Arsenal have the opportunity to end nine years of hurt when they face Hull City in Saturday's FA Cup final at Wembley.
Arsene Wenger will need no reminding that his side have not lifted any silverware since winning the competition in 2005, having come in for severe criticism at times during the club's barren spell.
Victory on Saturday would make it five FA Cup titles for Wenger, and see Arsenal equal United's record for most Cup wins with 11, but the Frenchman stopped short of labelling this weekend's clash a must-win encounter.
"No matter what the result will be, this club - and this is always most important - can deal with the consequences of any game," he said.
"What is important is that we come out of the game and have the feeling that we gave absolutely our best, our total energy to play at our best and then you always accept the consequences.
"No matter how much we talk about it, you can win and lose but you want to come out of the game feeling you have done the maximum to win and that is what we want to achieve."
Wenger's opposite number Steve Bruce comes with his own FA Cup pedigree, having won the trophy three times as a player with United, but is yet to climb Wembley's famous steps as a manager.
This will be Hull's first appearance in the FA Cup final, and Bruce admits it has been difficult to retain a sense of normality in the build-up.
"Weve tried to keep it normal, but you can tell its not normal," said Bruce. "You can tell from watching the players train that its not a normal week.
"For the first time in three or four weeks, there is a real spring in the step of the players. You can detect that and it will build as the week goes on, and so it should.
"When youre growing up and playing for your junior team, your district team, whoever you want to do one thing and that is play in an FA Cup final."
There is no doubting Arsenal have had the tougher road to the Wembley showpiece - the Emirates Stadium outfit have seen off Tottenham, Liverpool, Everton and defending champions Wigan Athletic on their way to this weekend's showdown, while Hull's only top-flight opponents were Sunderland in the quarter-finals.
But Arsenal have a cup upset in their locker - losing 2-1 to the eventually relegated Birmingham City in the 2011 League Cup final.

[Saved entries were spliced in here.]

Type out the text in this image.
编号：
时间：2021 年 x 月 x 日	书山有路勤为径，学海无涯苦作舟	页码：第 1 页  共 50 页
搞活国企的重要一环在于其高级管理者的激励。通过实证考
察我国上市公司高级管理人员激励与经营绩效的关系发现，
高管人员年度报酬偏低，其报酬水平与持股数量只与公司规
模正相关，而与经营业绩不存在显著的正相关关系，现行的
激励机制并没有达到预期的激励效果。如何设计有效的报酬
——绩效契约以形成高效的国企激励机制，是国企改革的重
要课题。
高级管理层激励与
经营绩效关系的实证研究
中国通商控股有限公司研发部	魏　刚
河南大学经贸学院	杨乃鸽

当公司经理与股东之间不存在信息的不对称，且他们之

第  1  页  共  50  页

That said, Hull will be without attacking duo Shane Long and Nikica Jalavic, who are cup tied after their respective January moves to the KC Stadium, while a number of key players, including Allan McGregor, Paul McShane and Sone Aluko, have recovered just in time to be involved.
Defender James Chester (hamstring) is Bruce's only major injury doubt, while, for the Gunners, Thomas Vermaelen (knee) and Alex Oxlade-Chamberlain (groin) face a race against time to be fit.